On 25 July 2017, the company raised $62 million in Series B funding, led by Y Combinator's Continuity Fund. Other new investors included Cascade Investment CEO Bill Gates, Mosaic Ventures, former U.S. Senator Bill Bradley, and Barry Diller. This round of funding brought Convoy's total amount raised to $80 million.

They joined existing Convoy investors Greylock Partners (the VC fund of LinkedIn co-founder Reid Hoffman), Salesforce CEO Marc Benioff, Amazon founder Jeff Bezos via Bezos Expeditions, former Starbucks President Howard Behar, Code.org founders Hadi and Ali Partovi, and the founders & CEOs of eBay, Instagram, KKR, and Dropbox, among others.

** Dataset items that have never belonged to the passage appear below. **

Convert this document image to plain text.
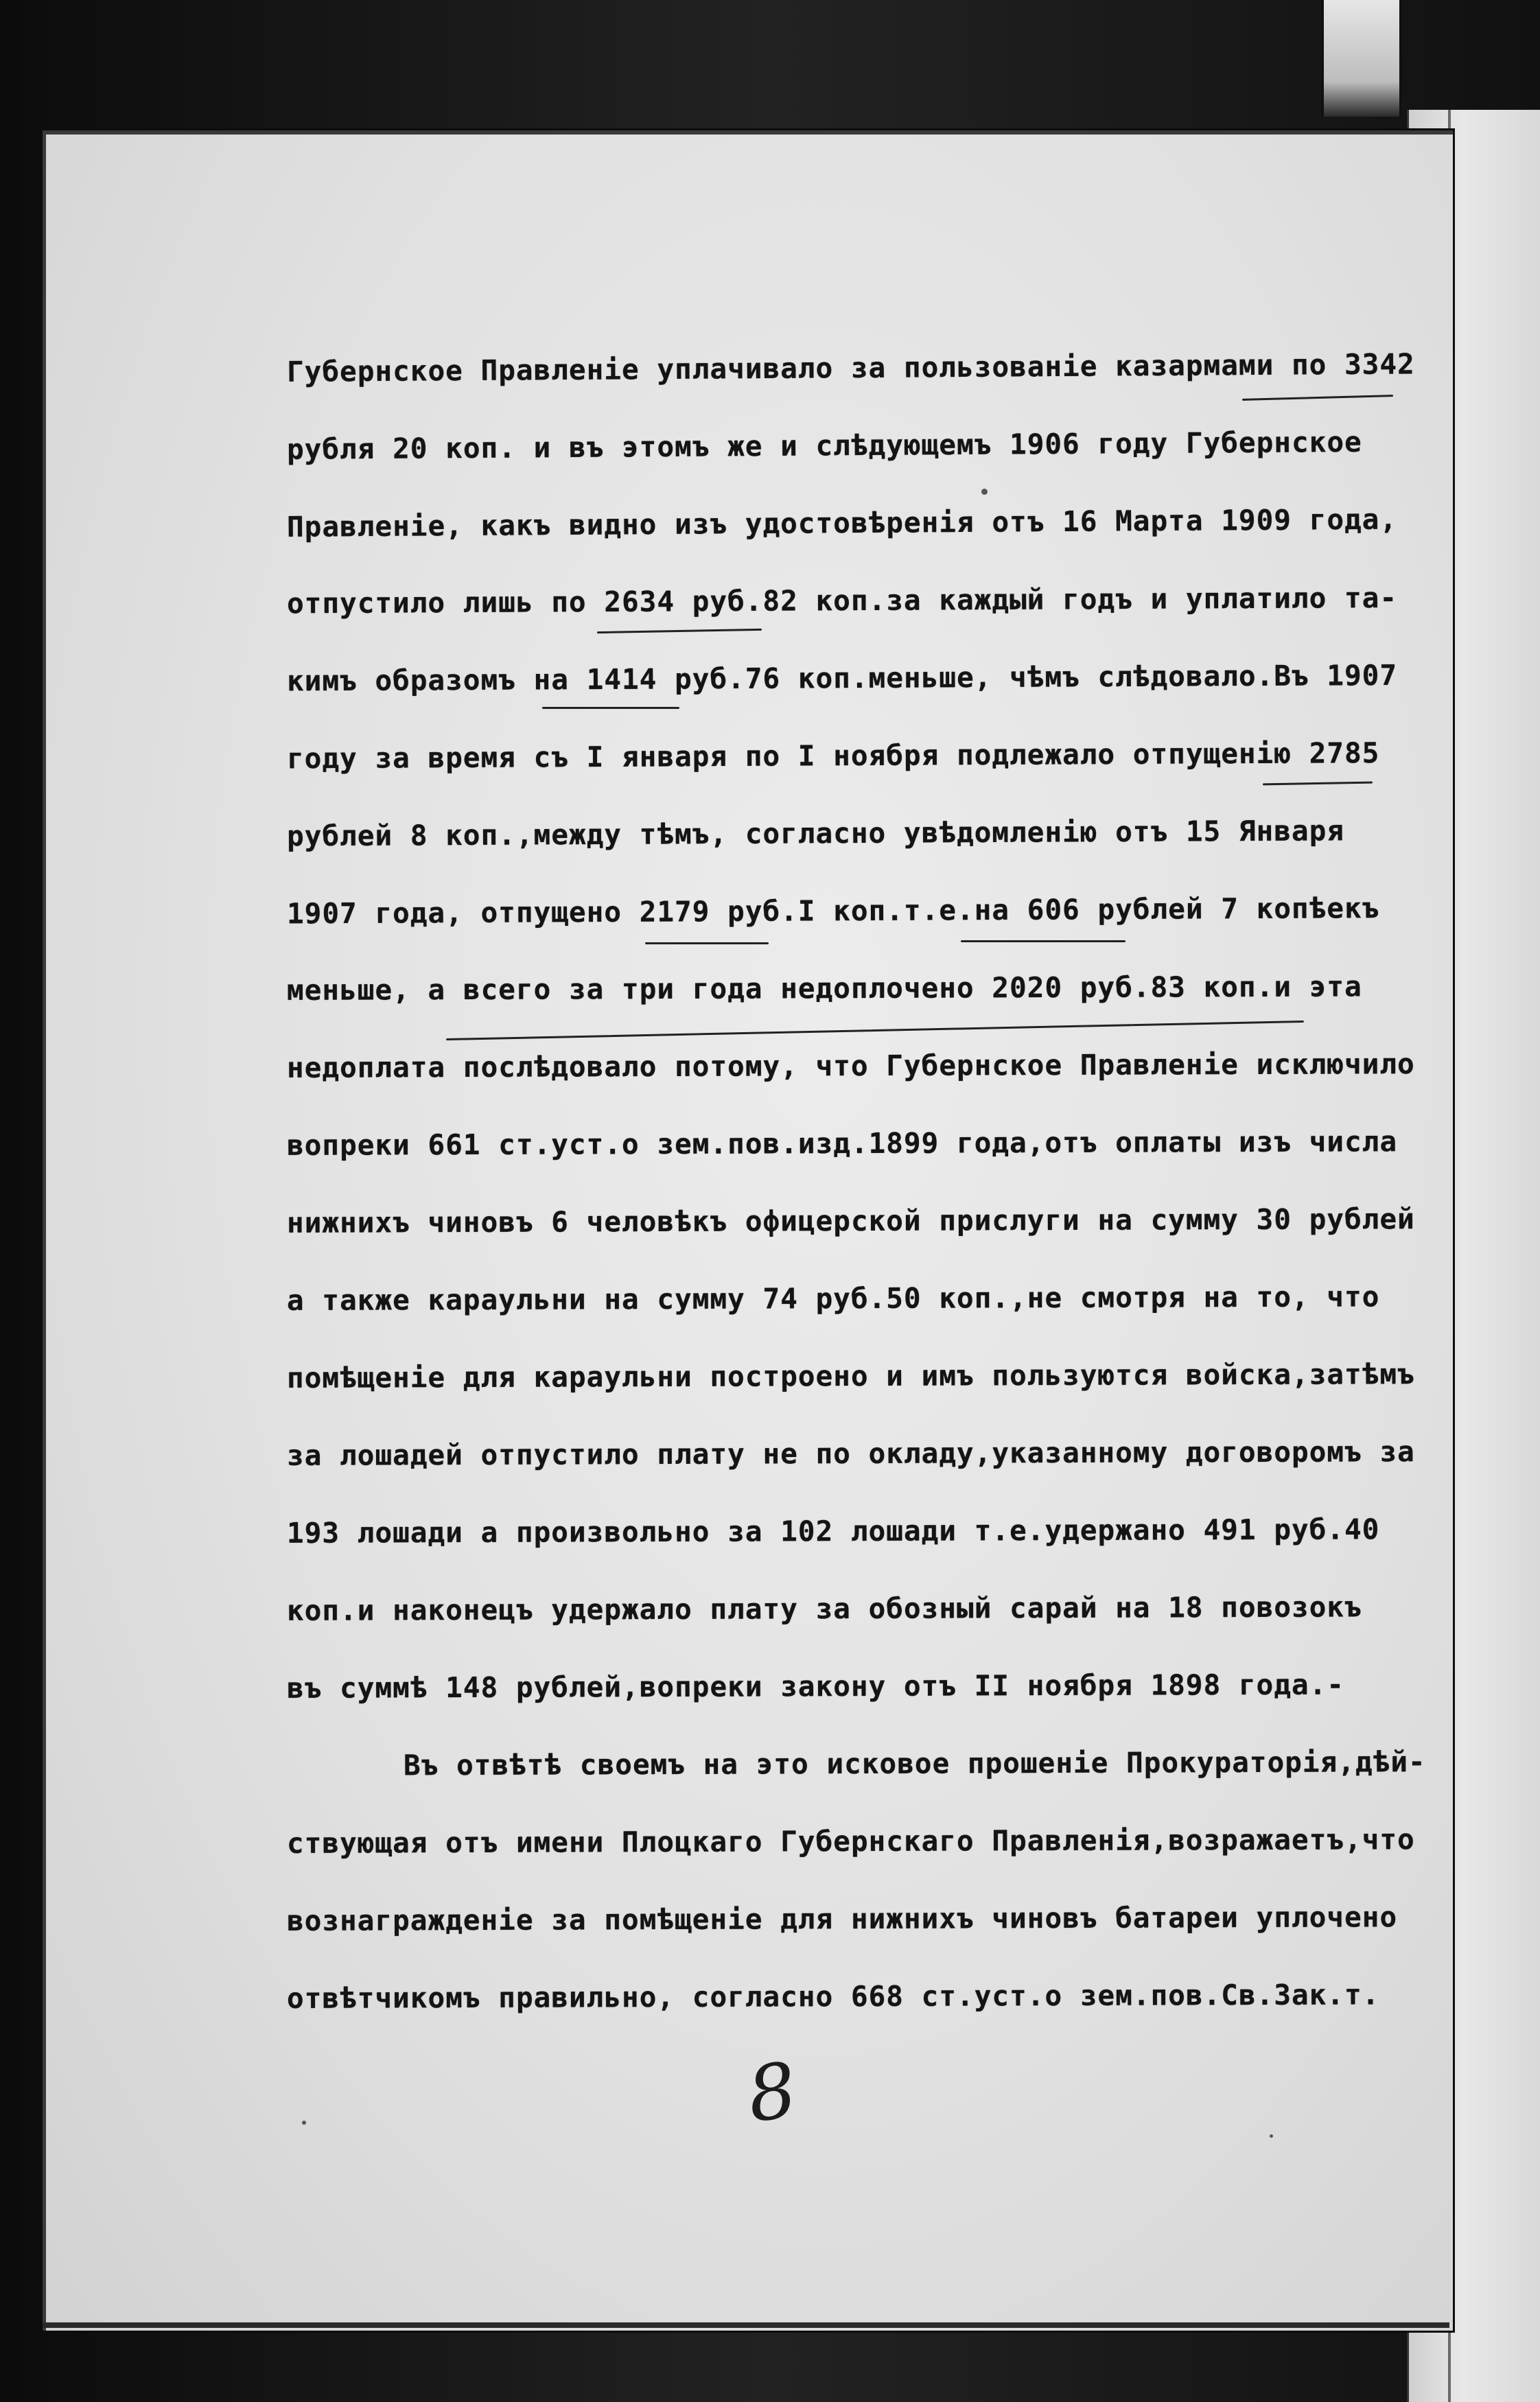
Губернское Правленіе уплачивало за пользованіе казармами по 3342
рубля 20 коп. и въ этомъ же и слѣдующемъ 1906 году Губернское
Правленіе, какъ видно изъ удостовѣренія отъ 16 Марта 1909 года,
отпустило лишь по 2634 руб.82 коп.за каждый годъ и уплатило та-
кимъ образомъ на 1414 руб.76 коп.меньше, чѣмъ слѣдовало.Въ 1907
году за время съ I января по I ноября подлежало отпущенію 2785
рублей 8 коп.,между тѣмъ, согласно увѣдомленію отъ 15 Января
1907 года, отпущено 2179 руб.I коп.т.е.на 606 рублей 7 копѣекъ
меньше, а всего за три года недоплочено 2020 руб.83 коп.и эта
недоплата послѣдовало потому, что Губернское Правленіе исключило
вопреки 661 ст.уст.о зем.пов.изд.1899 года,отъ оплаты изъ числа
нижнихъ чиновъ 6 человѣкъ офицерской прислуги на сумму 30 рублей
а также караульни на сумму 74 руб.50 коп.,не смотря на то, что
помѣщеніе для караульни построено и имъ пользуются войска,затѣмъ
за лошадей отпустило плату не по окладу,указанному договоромъ за
193 лошади а произвольно за 102 лошади т.е.удержано 491 руб.40
коп.и наконецъ удержало плату за обозный сарай на 18 повозокъ
въ суммѣ 148 рублей,вопреки закону отъ II ноября 1898 года.-
Въ отвѣтѣ своемъ на это исковое прошеніе Прокураторія,дѣй-
ствующая отъ имени Плоцкаго Губернскаго Правленія,возражаетъ,что
вознагражденіе за помѣщеніе для нижнихъ чиновъ батареи уплочено
отвѣтчикомъ правильно, согласно 668 ст.уст.о зем.пов.Св.Зак.т.
8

Convoy was awarded GeekWire's 2017 Startup of the Year.

In 2018, Convoy raised $185 million led by CapitalG at a $1 billion valuation.

In 2019, Convoy raised $400 million, led by Generation Investment Management and T. Rowe Price at a $2.75 billion valuation.

In June 2023, Convoy's co-founder and chief technology officer, Goodale, left the company.

On 18 October 2023, Convoy cancelled all shipments amid rumors of an upcoming transition.

On 19 October 2023, Convoy ceased operations and laid off remaining staff. Remaining staff were given no severance and were told their stock options were worthless. In a memo sent that day to employees, Lewis points to "a massive freight recession and a contraction in the capital markets" as major factors resulting in the company's failure. On 1 November 2023, supply chain company Flexport acquired Convoy's assets for $16M and retained a small group of about fifty employees. Convoy's co-founder and CEO, Lewis, joined Flexport as part of the deal. Dan Lewis subsequently left Flexport in late 2024 and joined Microsoft in early 2025.

Flexport relaunched the Convoy Platform in February 2024, focusing on providing software services to third party trucking brokers. This was in contrast to the pre-Flexport business model wherein Convoy was primarily a trucking broker working directly with shippers.

In July 2025, DAT Solutions purchased the Convoy Platform from Flexport for $250M and hired most of the remaining Convoy Platform employees.